The reasons for this can result from bad experiences of personal love relationships as well as from memorable childhood experiences or as traumatic separations in the family. Even a distant or restrictive relationship with the mother or father can lead to an inability to have a relationship.
Low self-esteem can also cause fear of attachment: This is where the old wisdom stems from that you have to love yourself first so that others can. After all, people who have a very negative self-image of themselves often cannot believe that they can love someone else - and as a result cannot get involved.
Also read: 5 Ultimate Tips for a Happy Relationship >>
Therapy: This helps against fear of attachment
As already indicated, the greatest challenge is to admit the fear of attachment yourself. These are often many subconscious processes that lead, for example, to us repeatedly choosing the wrong partner. Anyone who realizes that this is the result of fear of attachment has already taken the most difficult step.
Ask yourself the following questions about self-reflection:
- Do I really want to enjoy my single life right now or aren't fears holding me back from a serious relationship?
- What exactly is it that scares me? Disappointment in getting hurt, emotional dependence, or perhaps limited freedom?
- Where could my fear come from? Is my mother overprotective, have I been injured before, have I seen bad breakups?
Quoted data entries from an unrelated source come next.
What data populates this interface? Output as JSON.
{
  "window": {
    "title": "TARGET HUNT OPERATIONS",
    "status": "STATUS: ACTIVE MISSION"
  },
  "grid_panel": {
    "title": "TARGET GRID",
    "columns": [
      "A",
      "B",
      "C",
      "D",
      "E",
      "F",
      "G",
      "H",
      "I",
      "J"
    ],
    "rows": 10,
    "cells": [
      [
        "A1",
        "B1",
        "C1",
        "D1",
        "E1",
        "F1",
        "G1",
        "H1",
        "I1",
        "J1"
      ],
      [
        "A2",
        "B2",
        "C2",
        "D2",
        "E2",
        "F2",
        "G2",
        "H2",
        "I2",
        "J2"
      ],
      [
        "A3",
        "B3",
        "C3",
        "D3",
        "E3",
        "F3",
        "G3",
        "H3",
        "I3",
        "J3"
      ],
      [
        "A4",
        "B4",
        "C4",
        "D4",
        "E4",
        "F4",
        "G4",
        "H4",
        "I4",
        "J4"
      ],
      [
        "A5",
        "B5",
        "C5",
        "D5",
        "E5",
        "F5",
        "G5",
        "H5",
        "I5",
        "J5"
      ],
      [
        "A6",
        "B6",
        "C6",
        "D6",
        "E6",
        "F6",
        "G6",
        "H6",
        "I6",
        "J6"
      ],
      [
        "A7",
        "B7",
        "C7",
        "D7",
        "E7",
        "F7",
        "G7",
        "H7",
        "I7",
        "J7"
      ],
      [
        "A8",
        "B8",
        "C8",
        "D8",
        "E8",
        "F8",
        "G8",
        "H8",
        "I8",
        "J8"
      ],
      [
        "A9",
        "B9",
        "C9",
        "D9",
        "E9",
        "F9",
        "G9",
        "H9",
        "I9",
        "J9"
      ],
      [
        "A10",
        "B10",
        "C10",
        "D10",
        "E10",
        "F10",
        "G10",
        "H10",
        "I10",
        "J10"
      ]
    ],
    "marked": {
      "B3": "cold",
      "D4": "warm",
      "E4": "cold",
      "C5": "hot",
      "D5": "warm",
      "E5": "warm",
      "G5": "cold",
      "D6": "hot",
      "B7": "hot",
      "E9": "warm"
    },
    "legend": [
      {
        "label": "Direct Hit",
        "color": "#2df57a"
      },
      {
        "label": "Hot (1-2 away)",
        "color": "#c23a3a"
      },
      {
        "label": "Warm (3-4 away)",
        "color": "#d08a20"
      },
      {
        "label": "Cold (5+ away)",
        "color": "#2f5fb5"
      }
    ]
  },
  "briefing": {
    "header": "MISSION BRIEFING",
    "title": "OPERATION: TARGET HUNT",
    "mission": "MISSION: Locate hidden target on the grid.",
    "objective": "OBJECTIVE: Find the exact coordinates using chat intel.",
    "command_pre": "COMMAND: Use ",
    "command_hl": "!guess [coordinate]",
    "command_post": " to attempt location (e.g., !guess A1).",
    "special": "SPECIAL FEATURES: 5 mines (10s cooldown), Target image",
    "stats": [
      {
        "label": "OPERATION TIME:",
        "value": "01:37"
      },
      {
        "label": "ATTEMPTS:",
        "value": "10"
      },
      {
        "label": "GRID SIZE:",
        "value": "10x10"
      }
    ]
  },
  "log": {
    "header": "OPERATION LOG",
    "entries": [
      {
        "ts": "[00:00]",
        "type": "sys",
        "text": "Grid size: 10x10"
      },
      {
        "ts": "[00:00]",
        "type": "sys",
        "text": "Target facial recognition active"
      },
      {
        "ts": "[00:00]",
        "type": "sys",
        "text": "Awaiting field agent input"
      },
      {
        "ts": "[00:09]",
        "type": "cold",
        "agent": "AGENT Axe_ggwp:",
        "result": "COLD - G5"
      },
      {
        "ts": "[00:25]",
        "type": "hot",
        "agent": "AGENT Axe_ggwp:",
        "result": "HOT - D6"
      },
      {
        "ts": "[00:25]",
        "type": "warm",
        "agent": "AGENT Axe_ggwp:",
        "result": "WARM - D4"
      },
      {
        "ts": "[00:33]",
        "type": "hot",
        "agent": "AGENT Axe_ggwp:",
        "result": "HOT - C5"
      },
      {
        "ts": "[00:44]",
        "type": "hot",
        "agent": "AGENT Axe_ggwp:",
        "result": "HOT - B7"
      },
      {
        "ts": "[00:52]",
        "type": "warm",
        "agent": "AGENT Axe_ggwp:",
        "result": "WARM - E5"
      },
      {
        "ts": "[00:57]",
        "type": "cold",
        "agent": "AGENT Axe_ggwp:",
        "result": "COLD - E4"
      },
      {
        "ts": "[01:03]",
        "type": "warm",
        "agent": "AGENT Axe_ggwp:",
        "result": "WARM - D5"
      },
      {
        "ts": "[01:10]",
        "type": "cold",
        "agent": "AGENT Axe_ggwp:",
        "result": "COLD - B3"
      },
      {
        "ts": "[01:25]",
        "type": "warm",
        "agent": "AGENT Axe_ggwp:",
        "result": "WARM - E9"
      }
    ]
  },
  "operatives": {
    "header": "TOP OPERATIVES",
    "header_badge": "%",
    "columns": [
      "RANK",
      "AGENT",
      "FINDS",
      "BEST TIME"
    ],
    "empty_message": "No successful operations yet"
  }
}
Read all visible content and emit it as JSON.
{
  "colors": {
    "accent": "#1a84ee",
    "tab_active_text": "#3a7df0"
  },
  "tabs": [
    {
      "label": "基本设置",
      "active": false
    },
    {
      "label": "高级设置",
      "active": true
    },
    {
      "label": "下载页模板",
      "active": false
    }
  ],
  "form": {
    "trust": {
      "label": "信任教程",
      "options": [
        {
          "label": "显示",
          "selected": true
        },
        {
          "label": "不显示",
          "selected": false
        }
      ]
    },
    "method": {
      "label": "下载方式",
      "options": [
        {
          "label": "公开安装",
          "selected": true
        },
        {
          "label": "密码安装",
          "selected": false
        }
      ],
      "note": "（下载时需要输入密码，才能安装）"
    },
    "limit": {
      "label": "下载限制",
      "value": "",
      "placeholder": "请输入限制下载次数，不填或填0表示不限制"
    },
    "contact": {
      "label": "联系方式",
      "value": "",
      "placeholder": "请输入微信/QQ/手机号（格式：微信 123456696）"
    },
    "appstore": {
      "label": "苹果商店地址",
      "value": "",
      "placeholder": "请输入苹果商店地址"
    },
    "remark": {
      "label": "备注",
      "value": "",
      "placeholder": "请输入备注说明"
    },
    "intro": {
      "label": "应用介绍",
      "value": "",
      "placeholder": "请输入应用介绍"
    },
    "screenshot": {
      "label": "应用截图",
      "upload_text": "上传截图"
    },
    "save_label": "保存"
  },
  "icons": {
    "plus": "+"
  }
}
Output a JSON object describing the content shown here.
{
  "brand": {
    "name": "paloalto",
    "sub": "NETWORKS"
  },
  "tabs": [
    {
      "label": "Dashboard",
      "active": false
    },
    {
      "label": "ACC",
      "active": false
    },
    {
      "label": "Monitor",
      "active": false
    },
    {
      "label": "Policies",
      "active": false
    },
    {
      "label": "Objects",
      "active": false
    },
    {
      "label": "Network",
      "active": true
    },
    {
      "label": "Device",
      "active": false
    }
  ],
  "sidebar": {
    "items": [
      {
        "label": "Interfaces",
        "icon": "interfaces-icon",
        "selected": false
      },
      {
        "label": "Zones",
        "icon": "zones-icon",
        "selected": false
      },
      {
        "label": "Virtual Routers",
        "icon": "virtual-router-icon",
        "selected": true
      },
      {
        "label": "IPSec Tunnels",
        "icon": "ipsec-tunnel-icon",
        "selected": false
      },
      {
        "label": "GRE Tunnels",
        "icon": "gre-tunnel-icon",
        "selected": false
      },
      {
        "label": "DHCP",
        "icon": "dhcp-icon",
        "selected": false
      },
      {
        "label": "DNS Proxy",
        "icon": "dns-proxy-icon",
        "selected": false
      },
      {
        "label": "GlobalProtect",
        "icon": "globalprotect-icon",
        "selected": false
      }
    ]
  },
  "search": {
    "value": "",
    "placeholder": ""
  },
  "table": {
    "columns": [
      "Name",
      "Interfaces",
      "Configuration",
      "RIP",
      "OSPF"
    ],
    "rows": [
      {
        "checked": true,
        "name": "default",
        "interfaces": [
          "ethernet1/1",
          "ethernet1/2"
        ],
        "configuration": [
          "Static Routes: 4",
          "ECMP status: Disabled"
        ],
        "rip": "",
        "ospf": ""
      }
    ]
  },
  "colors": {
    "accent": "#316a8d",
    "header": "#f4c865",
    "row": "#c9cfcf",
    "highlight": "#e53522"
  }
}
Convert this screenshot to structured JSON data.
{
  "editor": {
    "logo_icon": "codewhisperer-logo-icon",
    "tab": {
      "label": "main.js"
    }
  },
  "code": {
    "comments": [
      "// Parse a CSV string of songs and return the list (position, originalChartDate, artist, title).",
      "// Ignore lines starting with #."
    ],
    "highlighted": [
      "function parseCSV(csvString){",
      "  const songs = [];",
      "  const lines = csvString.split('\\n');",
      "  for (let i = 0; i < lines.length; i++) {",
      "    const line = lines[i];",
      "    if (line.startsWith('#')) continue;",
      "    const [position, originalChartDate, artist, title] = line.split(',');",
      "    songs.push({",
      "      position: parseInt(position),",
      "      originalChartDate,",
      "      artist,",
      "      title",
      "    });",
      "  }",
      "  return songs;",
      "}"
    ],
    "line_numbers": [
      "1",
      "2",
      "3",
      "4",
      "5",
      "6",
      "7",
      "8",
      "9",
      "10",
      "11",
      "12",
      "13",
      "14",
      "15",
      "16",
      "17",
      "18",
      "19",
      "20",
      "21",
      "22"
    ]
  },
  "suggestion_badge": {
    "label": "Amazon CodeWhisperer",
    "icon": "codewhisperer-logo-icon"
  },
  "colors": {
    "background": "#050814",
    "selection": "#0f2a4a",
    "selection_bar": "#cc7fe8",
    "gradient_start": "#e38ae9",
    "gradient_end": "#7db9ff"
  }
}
If you can honestly answer these questions for yourself, a practical solution to the problem can be sought. Most people already come to terms with their fears, to let them weaken and to slowly feel their way forward.
If you suffer from severe fear of attachment, get professional help. This is by no means objectionable - on the contrary. Think about how you can add value to your future by fighting these fears. As a rule, individual psychotherapy makes sense in order to work through very personal triggers and to find suitable solutions.
If you are already in a relationship, intensive discussions and couples therapy are sensible options.